In the British era there was no unified aspiration for an educated person. Lawyers or scientists or poets or mathematicians, irrespective age or formal qualifications, were all welcome as long as they had an idea. In Nehruvian India, the best and brightest aspired to be IAS. That was the ultimate goal. A young scientist, even with a breakthrough idea, would get no additional incentive than another who was a plodder. Equality of result was to be achieved. So scientific genius stopped being the criteria of advancement in the universities – rather it came to be strictly decided on numbers of years of service and with other inflexible rules and regulations. A plodder would get preference over a bright young mind that perhaps did not fulfill the criteria in triplicate. Many such young people left India in the 1950s and 1960s and settled in the United States. One became a Nobel laureate while another came back to India forty years later to operate on the knees of the then Prime Minister.

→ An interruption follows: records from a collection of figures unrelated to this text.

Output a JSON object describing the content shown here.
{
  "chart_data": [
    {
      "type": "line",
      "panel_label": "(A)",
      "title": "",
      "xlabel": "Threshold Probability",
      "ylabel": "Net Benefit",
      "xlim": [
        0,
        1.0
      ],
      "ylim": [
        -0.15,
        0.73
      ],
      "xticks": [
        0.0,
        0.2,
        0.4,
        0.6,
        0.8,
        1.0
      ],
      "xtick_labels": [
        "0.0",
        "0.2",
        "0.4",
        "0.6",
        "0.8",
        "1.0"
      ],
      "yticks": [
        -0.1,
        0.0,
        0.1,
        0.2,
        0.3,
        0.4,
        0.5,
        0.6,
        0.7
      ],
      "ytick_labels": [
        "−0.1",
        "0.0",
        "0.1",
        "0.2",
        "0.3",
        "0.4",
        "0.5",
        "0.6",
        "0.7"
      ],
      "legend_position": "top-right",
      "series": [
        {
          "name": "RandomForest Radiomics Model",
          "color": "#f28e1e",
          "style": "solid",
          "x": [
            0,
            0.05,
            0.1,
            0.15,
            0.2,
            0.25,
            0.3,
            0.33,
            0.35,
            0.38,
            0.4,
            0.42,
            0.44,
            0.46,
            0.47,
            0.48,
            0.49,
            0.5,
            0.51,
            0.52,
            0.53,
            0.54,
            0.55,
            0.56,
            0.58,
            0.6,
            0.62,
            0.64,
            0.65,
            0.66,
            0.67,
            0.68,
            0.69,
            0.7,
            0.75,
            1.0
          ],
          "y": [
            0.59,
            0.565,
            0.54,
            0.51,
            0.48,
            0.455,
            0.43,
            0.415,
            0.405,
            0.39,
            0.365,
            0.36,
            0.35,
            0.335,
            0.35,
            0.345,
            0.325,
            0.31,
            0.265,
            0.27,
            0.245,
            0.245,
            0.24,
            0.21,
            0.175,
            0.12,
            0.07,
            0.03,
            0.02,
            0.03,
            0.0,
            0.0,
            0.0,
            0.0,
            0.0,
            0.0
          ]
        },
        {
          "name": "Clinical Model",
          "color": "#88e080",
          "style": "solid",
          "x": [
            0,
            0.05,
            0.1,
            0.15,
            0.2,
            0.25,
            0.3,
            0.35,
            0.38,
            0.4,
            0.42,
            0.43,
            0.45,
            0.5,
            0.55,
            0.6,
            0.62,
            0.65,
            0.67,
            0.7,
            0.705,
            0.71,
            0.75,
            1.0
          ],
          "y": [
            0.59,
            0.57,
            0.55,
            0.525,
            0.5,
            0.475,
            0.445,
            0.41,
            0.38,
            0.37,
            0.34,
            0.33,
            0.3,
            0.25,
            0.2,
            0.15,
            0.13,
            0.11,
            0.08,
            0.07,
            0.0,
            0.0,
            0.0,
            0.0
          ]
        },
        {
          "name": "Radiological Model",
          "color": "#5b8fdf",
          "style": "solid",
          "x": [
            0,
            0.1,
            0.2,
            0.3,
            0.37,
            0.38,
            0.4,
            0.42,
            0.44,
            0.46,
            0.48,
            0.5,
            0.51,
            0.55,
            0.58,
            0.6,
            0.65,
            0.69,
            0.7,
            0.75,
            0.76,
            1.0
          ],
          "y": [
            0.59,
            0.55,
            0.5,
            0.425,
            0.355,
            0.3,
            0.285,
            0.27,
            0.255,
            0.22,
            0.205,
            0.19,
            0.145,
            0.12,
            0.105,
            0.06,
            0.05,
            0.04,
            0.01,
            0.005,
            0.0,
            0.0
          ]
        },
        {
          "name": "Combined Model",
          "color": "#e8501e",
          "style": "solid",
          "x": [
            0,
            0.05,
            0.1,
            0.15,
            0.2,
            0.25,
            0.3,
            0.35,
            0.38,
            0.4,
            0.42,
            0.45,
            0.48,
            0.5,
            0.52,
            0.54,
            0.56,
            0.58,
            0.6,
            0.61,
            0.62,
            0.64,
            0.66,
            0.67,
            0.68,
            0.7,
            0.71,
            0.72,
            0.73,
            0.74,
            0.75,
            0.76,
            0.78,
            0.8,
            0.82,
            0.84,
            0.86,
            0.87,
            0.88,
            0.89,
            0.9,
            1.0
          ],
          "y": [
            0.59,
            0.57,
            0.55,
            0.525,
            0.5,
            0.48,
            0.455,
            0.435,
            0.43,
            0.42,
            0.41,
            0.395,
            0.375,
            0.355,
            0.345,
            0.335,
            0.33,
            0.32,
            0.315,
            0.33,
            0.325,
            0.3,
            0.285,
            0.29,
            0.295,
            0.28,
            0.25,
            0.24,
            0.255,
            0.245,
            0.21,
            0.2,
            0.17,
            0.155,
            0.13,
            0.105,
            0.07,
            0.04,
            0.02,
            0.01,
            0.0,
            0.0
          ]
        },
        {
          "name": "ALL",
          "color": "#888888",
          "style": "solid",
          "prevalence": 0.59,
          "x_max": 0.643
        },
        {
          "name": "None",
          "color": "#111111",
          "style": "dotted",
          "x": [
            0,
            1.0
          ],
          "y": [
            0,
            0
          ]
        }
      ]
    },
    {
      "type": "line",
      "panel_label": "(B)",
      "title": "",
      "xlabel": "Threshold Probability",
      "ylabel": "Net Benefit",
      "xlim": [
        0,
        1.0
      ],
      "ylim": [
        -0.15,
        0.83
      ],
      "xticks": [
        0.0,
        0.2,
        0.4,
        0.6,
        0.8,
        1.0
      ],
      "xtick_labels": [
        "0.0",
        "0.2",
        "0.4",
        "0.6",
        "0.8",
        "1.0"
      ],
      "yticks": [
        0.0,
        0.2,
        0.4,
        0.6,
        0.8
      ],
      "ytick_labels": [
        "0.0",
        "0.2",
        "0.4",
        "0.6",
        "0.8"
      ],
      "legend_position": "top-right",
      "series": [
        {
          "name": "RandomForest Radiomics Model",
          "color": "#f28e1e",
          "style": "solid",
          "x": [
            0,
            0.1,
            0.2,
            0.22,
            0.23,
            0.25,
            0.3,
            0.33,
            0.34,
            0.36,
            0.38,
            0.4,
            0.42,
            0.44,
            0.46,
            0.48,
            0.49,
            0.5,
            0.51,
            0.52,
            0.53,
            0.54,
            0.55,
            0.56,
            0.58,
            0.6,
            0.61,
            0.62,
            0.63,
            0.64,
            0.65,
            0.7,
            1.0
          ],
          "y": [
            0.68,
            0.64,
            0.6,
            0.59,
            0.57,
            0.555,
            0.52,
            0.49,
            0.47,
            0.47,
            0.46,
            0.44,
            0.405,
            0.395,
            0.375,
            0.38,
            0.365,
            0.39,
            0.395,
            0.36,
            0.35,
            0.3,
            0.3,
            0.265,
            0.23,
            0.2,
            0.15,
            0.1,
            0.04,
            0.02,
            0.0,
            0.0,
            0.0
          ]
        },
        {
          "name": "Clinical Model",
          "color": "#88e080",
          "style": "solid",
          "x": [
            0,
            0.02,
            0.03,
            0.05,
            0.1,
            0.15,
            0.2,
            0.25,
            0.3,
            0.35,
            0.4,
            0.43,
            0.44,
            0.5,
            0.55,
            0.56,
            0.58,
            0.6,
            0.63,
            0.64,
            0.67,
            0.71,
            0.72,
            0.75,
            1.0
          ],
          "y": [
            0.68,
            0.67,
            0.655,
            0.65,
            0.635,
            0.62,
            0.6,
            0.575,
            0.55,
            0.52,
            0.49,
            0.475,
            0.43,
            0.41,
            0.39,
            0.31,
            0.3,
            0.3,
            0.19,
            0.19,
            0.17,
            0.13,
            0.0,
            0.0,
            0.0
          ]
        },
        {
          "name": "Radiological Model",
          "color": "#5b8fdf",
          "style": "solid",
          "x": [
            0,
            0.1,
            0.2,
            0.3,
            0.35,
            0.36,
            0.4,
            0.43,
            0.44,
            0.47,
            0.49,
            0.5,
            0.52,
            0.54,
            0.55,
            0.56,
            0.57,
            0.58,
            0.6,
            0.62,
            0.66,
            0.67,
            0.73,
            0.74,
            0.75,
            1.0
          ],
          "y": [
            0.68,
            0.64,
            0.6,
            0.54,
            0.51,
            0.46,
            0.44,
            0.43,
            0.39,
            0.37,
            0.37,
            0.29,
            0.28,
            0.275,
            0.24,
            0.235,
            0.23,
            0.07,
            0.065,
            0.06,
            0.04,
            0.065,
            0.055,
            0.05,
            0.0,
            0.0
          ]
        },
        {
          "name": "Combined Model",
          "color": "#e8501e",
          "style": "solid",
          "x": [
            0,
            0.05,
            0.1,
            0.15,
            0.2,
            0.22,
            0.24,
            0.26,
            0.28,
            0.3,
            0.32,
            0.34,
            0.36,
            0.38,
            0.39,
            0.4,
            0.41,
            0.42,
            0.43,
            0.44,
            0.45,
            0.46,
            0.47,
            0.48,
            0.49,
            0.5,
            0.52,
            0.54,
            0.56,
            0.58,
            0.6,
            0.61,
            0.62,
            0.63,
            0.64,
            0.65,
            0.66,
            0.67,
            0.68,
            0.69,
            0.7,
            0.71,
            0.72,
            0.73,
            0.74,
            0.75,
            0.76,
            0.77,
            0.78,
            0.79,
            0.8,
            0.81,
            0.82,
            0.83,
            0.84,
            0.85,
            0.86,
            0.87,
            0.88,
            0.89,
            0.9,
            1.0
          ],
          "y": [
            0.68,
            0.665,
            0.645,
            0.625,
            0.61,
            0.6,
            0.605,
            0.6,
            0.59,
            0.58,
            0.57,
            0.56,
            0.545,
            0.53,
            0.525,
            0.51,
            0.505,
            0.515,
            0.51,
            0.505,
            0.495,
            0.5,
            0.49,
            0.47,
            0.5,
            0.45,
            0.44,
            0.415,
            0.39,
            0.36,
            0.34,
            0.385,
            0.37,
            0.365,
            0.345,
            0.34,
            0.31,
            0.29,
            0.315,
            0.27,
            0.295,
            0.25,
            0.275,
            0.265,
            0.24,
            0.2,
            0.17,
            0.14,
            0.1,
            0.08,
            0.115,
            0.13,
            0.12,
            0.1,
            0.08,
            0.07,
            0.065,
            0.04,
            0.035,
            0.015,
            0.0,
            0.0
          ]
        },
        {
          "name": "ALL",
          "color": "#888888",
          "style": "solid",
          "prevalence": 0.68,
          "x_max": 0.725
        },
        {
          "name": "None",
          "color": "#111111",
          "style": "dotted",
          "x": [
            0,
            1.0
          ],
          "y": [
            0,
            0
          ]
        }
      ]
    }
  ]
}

As the generation changed, and people born after independence started becoming adults – two things happened. One, the socialism of Nehru became the state authoritarianism of Indira Gandhi. Individual enterprise was now almost a criminal offense. The sameness sought to be imposed became even more intense. Whether one worked extra or did not work at all hardly mattered. The result would be same for both. There was neither penalty for no work nor incentive for brilliant work. Second, this generation’s mindset was shaped by their parents who saw a stable government job as the be all and end all of all aspirations. This is where millions of free exploring minds, like Ramanujan, would have been killed in childhood itself. A few outliers that would beat this mindset would be taken care by the system. A few, who would still not be satisfied, engineers from IITs, started settling in the US and UK. There they would set up world-class companies or become Professors in the best universities in the world. India, which could educate them, simply did not have the economy to employ them. As the generation changed again, the mindsets got reinforced again. There was no incentive in being a poet or a writer or a scientist or a dramatist. It would mean living a life of hardship at best. Socialism had by now done its work. Prof Sumner, in his essay argues further:
We can take prizes away from the successful and give them to the unsuccessful. It seems clear that there would soon be no prizes at all…..competition does not guarantee results corresponding with merit , because hereditary conditions and good and bad fortune are always intermingled with merit, but competition secures to merit all the chances it can enjoy under circumstances for which none of one’s fellow-men are to blame.
Nehruvian socialism took away all the prizes from the successful to distribute it equally among the deserving and the undeserving. Soon enough there were indeed no prizes at all. That was the economic effect. The social effect of Nehruvian socialism was that it killed individual enterprise and perhaps killed, or at least substantially delayed, India’s rightful destiny.
As the battle rages for Idea of India in the 21st century, there is only one man, THAT MAN from Western India, who is talking of conclusively dismantling Nehruvian socialism and bringing in capitalism. THAT MAN may be our only chance to start that supply chain again.